Job descriptions can be posted on numerous recruiting sites such as www.monster.com and www.workopolis.com, there are numerous boutique recruitment firms that specialize in the recruitment of data scientists www.haasandriley.com and www.butchworks.com. Another strategy is to disseminate job postings through relevant university distribution lists (e.g. computer science department). However, we have been most successful through good old-fashioned shoulder-tapping. Often colleagues you can trust will point you in the right direction to identify highly qualified data scientists.
We typically receive 30-60 resumes for every position Data Scientist position we post. Unfortunately, the vast majority (typically 70-80%) do not appear to have the depth of understanding we require. Many applicants list an interest in data science and a limited number of online courses they may have taken, rather than a legitimate background in statistics and/or computer science.
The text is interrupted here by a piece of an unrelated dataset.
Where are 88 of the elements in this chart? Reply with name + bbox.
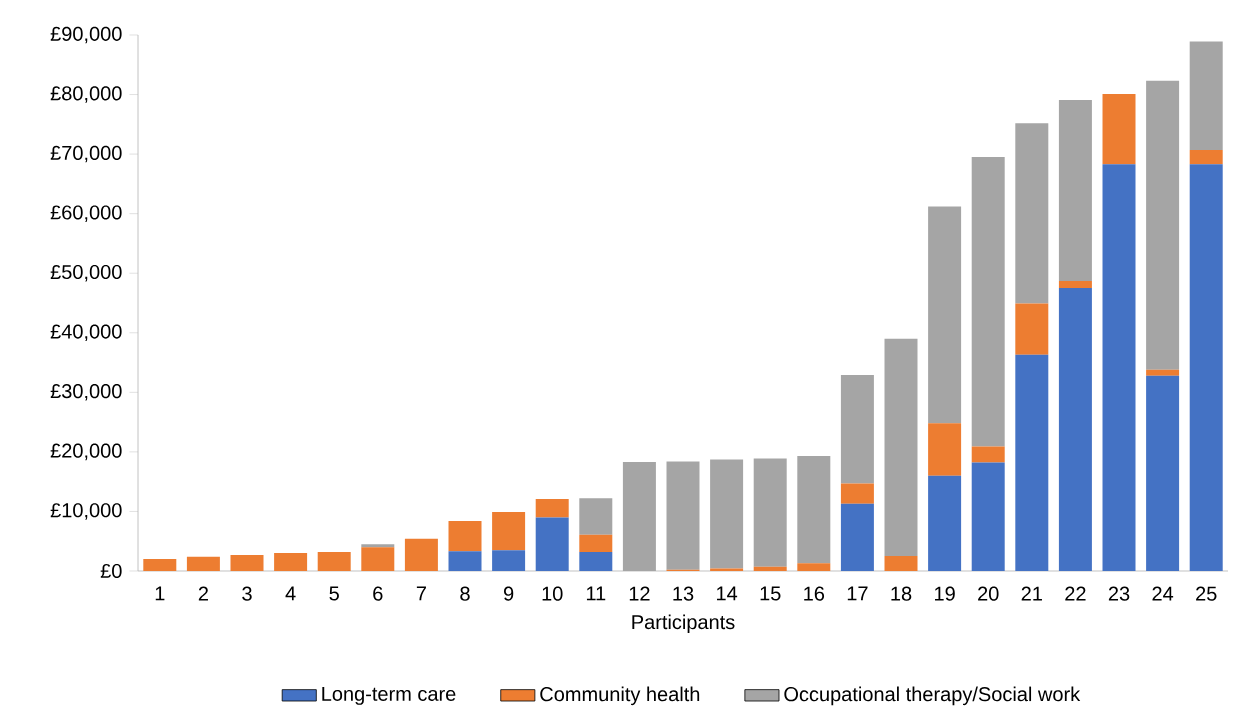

Rather than offering all candidates the opportunity to take a technical test, we often limit this phase of the interview process to candidates with some formal grounding in statistics and/or computer science or considerable demonstrated experience in working with data and analytics.
The technical interview consists of a data science problem the candidate must solve in a given amount of time. Typically, we invite approximately 10 candidates from the applicant pool to take this test and then assess this performance. We offer fixed blocks of time where we email the candidate the test, which identifies the dataset to be used and the parameters of the test. The candidate must use one of several programming languages (e.g. Python) and respond back via email with their code and results within a set timeframe. In our experience, 2-3 candidates out of the 10 that were invited will successfully complete this technical test.
Candidates who successfully completed the technical test are invited for a one-hour interview to ‘meet the team’. Dr. Arthur Slutsky at our research centre is often quoted for saying ‘recruit for talent, hire for fit’. Consequently, our in-person interviews usually involve 5-7 people with a key focus on assessing social fit. We do, however, also assess the candidates ‘on-the-spot’ thinking through a case study during the interview process. We feel it’s important to keep the interview ‘light and friendly’ so the candidate is at ease and we can see their ‘real’ personality as much as possible. While we often find 1-2 suitable candidates at the end of the in-person interview stage, we sometimes need to re-post the position if there are no suitable candidates. It can be a long and tiring process!
Common challenges with assessing social fit during the in-person interview include the very short length of time we spend with the candidate and the sometimes pressured environment in which the interview takes place. For these reasons, we request all candidates who we invite for an in-person interview to take the Jung personality test, which is both easy to administer and easy to grade.
The personality type of the candidate should ideally align with the group dynamics of the existing team and organizational culture. In our experience, there have been occasions where technically competent data scientists were simply not good social fits with our existing team. Consequently, they were not offered a position on our team.
Some Helpful Resources
We encourage you to check out some of the helpful resources we’ve included on our website at http://www.chartdatascience.ca, including:
- Data Scientist job description (sample)
- Technical test for LKS-CHART candidates (sample)
- LKS-CHART Interview Guide (sample)
- Jung Personality Test
- Jung Personality Test Interpretation Guide
Recruiting data scientists is among the most important processes for any data analytics group and should be done thoughtfully and diligently. It can be a long and painful process, but well worth this considerable effort in the end!